Kazakistan
Finestre di opportunità per le potenze medie
Il sistema internazionale sta subendo una profonda trasformazione, segnata da un passaggio da un ordine mondiale unipolare a uno multipolare. In questo panorama in evoluzione, le potenze medie stanno giocando un ruolo sempre più significativo, scrive Yerkin Tukumov – Direttore dell’Istituto per gli studi strategici del Kazakistan.
Queste nazioni, pur non avendo la schiacciante potenza economica o militare delle superpotenze, hanno dimostrato la capacità di mediare i conflitti, promuovere la stabilità regionale e assumere un ruolo guida in settori quali la tecnologia, lo sviluppo economico e la diplomazia.
Le potenze medie hanno il potenziale per formare coalizioni e partnership che promuovano una cooperazione reciprocamente vantaggiosa, garantiscano il progresso tecnologico e migliorino le interazioni culturali e umanitarie. In particolare, le potenze medie possono creare un'influenza a lungo termine sviluppando percorsi di cooperazione nella ricerca politica, nella salute, nell'istruzione e nella scienza.
Raggruppamenti esistenti di potenze medie
Una delle opportunità più promettenti per le potenze medie risiede nella formazione di coalizioni che promuovano interessi condivisi. A differenza delle alleanze che sono principalmente incentrate sulla sicurezza, le coalizioni di potenze medie possono essere costruite attorno a obiettivi più ampi, come lo sviluppo economico, l'innovazione tecnologica e lo scambio culturale.
Un esempio di tale coalizione economica è la Gruppo MIKTA, che comprende Messico, Indonesia, Corea del Sud, Turchia e Australia. Costituita nel 2013, MIKTA è stata creata per riunire le potenze medie di diverse regioni per collaborare su questioni di attualità come commercio e sviluppo. Mentre MIKTA rimane relativamente informale, rappresenta un modello di come le potenze medie possono unirsi per creare un'influenza collettiva.
Un altro ambito di potenziale cooperazione per le potenze medie è la promozione di un trasferimento tecnologico reciprocamente vantaggioso. Invece di impegnarsi in una competizione a somma zero, le potenze medie sono più propense a perseguire soluzioni collaborative che creino risultati win-win, assicurando che tutti i partecipanti traggano vantaggio dalle loro partnership internazionali.

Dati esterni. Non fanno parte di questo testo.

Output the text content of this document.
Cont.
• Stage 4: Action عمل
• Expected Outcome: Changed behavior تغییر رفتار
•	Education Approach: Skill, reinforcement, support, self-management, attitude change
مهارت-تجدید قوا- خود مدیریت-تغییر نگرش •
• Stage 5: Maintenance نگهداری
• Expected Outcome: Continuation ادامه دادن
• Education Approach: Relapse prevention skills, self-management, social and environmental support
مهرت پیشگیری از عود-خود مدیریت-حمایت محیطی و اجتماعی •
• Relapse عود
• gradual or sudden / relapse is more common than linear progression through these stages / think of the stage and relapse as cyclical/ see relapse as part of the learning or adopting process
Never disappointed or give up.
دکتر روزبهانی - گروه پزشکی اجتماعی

Ad esempio, si consideri la cooperazione tra Corea del Sud e Vietnam. Nell'ultimo decennio, queste due potenze medie hanno sviluppato stretti legami economici, con aziende sudcoreane che hanno investito molto nel settore manifatturiero del Vietnam. Hyundai, ad esempio, ha investito 415 milioni di dollari in Vietnam, impiegando 2,300 lavoratori, con un fatturato stimato di 2.6 miliardi di dollari l'anno scorso. Questa relazione è stata reciprocamente vantaggiosa, poiché l'economia del Vietnam è cresciuta rapidamente e la Corea del Sud si è assicurata l'accesso a una base manifatturiera stabile e conveniente.
Tale cooperazione non si limita alle iniziative economiche. Un altro componente critico delle coalizioni di medie potenze di successo è la promozione del rispetto e dell'eredità nazionale e culturale. Le medie potenze spesso possiedono ricche eredità culturali che fungono da risorse di soft power. Concentrandosi sulla diplomazia culturale e promuovendo il rispetto reciproco per le identità nazionali, le medie potenze possono migliorare la loro influenza internazionale senza fare affidamento sull'hard power.
Uno degli esempi più riusciti e duraturi di cooperazione basata su questi principi è l' Cooperazione nordica. I cinque paesi nordici (Danimarca, Finlandia, Islanda, Norvegia e Svezia) condividono un profondo legame culturale e storico, ma ogni paese mantiene una distinta identità nazionale. Questo equilibrio tra valori condivisi e rispetto per le differenze nazionali è fondamentale per il successo della collaborazione nordica, in particolare attraverso il Consiglio nordico e il Consiglio nordico dei ministri.
Promuovendo coalizioni basate sul rispetto reciproco e sugli interessi condivisi, le potenze medie possono creare partnership sostenibili che non solo accrescono la loro influenza globale, ma promuovono anche stabilità e sviluppo. Queste alleanze dimostrano che la collaborazione fondata sul rispetto culturale e sugli obiettivi comuni può portare a risultati positivi a lungo termine per tutti i soggetti coinvolti.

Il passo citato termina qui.